Zeit des Nationalsozialismus

Schuster leistete, nachdem er 1933 das Abitur an einem humanistischen Gymnasium in seiner Heimatstadt abgelegt hatte, 1934/35 Militärdienst.[1] Danach studierte er an den Universitäten in Berlin, München und Kiel Rechts- und Staatswissenschaften. Das Studium schloss er 1938 mit dem juristischen Staatsexamen ab.[2]
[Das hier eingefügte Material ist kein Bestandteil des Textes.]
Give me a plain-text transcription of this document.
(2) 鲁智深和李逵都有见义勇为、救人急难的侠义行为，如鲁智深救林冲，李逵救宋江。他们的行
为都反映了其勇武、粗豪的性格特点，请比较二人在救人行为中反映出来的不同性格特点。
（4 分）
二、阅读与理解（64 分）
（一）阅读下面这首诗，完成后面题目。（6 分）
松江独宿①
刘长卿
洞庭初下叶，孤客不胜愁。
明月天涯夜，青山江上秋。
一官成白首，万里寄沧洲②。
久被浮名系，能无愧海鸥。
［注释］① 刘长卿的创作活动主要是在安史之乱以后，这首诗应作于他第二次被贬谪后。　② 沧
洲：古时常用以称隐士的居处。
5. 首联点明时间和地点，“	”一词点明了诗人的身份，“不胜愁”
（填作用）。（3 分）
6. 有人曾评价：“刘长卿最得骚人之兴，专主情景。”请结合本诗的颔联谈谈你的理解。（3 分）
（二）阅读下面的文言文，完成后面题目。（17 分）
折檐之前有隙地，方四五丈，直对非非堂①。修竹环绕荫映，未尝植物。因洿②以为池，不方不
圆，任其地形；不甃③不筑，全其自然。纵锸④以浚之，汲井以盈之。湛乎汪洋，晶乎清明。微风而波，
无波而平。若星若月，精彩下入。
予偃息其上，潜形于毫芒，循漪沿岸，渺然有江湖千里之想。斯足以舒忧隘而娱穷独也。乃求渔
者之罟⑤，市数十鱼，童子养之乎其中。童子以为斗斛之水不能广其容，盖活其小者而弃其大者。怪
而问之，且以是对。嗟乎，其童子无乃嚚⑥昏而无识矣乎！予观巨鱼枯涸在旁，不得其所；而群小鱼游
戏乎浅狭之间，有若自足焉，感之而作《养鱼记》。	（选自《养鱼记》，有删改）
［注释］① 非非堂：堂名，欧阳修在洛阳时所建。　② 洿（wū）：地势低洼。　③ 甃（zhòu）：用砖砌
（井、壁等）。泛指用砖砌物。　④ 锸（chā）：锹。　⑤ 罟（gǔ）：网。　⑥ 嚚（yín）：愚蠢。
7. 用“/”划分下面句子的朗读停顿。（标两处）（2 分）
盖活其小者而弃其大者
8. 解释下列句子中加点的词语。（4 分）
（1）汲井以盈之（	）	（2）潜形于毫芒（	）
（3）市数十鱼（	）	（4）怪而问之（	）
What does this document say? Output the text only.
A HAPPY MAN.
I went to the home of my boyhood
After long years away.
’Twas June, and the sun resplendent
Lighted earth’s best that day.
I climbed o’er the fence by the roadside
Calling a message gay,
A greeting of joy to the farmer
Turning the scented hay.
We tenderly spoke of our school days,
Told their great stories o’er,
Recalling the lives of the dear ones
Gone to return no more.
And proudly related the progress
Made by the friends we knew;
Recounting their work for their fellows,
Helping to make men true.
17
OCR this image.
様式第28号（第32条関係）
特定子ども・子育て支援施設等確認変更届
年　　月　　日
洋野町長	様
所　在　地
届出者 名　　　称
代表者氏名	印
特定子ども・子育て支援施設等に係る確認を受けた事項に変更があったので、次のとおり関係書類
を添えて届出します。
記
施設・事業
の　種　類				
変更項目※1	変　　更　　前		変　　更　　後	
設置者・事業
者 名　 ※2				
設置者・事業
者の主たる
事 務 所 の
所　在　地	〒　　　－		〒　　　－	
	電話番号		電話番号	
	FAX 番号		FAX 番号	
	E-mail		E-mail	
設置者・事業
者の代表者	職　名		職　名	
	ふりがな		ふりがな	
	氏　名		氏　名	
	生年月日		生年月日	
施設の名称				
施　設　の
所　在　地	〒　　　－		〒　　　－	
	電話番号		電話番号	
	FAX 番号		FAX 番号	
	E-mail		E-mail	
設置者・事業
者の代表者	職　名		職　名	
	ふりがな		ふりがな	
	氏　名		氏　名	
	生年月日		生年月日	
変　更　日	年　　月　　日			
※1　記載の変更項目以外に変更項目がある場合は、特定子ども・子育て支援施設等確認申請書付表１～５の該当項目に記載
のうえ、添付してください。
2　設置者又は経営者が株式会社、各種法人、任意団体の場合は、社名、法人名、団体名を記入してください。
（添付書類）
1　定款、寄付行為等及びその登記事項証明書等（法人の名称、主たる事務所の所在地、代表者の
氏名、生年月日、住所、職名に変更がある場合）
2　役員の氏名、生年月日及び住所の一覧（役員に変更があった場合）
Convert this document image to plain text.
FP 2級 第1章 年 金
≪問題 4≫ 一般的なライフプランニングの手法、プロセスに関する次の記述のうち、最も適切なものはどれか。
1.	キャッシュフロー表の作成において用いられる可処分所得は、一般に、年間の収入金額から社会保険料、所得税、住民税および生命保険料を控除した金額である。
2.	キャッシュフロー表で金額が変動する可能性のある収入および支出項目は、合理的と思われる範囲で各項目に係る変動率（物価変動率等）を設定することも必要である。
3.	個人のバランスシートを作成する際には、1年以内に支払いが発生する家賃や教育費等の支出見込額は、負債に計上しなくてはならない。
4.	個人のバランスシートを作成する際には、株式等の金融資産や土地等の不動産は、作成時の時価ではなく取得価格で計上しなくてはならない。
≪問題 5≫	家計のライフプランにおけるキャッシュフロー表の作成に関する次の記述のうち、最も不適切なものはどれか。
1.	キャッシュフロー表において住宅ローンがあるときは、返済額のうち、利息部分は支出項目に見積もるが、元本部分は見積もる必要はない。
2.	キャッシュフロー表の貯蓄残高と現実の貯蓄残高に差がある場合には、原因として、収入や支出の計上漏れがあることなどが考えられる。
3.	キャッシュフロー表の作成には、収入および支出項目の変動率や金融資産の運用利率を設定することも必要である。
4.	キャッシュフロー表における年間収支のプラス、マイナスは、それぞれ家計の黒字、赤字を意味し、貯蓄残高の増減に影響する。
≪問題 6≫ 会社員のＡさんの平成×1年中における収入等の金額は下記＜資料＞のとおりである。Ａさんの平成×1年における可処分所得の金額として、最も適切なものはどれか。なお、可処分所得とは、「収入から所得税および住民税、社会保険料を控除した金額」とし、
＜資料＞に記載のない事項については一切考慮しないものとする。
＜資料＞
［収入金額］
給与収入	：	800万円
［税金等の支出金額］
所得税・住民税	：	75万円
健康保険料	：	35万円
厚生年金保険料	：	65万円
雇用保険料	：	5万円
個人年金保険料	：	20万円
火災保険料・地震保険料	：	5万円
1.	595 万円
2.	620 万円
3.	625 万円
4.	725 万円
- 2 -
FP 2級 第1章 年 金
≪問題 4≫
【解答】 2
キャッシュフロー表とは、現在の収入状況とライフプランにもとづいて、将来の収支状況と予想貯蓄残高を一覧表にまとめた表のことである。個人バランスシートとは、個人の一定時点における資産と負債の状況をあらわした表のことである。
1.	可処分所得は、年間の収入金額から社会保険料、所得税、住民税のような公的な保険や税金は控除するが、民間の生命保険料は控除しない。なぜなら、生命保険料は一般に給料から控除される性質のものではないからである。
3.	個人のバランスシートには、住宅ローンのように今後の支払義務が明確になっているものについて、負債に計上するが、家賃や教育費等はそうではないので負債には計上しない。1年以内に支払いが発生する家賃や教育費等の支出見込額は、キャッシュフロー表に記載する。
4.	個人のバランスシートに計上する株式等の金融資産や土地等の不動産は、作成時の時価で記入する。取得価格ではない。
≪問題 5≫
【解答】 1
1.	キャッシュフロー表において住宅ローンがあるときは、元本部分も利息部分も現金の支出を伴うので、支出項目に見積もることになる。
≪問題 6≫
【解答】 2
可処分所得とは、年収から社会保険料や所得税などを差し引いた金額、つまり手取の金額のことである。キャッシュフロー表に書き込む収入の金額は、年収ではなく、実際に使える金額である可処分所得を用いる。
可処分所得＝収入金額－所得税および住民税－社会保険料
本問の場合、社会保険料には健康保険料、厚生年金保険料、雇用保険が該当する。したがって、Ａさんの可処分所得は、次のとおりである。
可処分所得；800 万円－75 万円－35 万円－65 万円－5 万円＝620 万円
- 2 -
An der Universität Leipzig wurde Schuster am 10. Mai 1939 mit der Arbeit Die Judenfrage in Rumänien zum Dr. jur. promoviert. In seiner Dissertation kritisierte er den in Rumänien virulenten Antisemitismus als nicht scharf genug, weil dieser in den Juden bloß eine nationale oder religiöse Minderheit sehe, statt „im Judentum eine den abendländischen Völkern fremde Rasse zu bekämpfen“. Schuster sah in den Nürnberger Rassegesetzen den „Ausgangspunkt jeder volksgruppenrechtlichen Neuordnung in Südosteuropa“.[3] Für den Autor Knud von Harbou ist der Inhalt des Werkes „ein wissenschaftlich verbrämter Aufruf zum Massenmord“.[3] Joachim Käppner charakterisiert den Text als „heute noch erschütternd in seiner Perfidie“. Schuster rufe zwar selber nicht direkt zum Genozid auf, wohl aber zwischen den Zeilen. Seine Arbeit sei ein entsetzliches Beispiel für den „mörderischen Geist“ in den „‚bevölkerungsplanerischen‘ Projekten Hitlerdeutschlands“.[3]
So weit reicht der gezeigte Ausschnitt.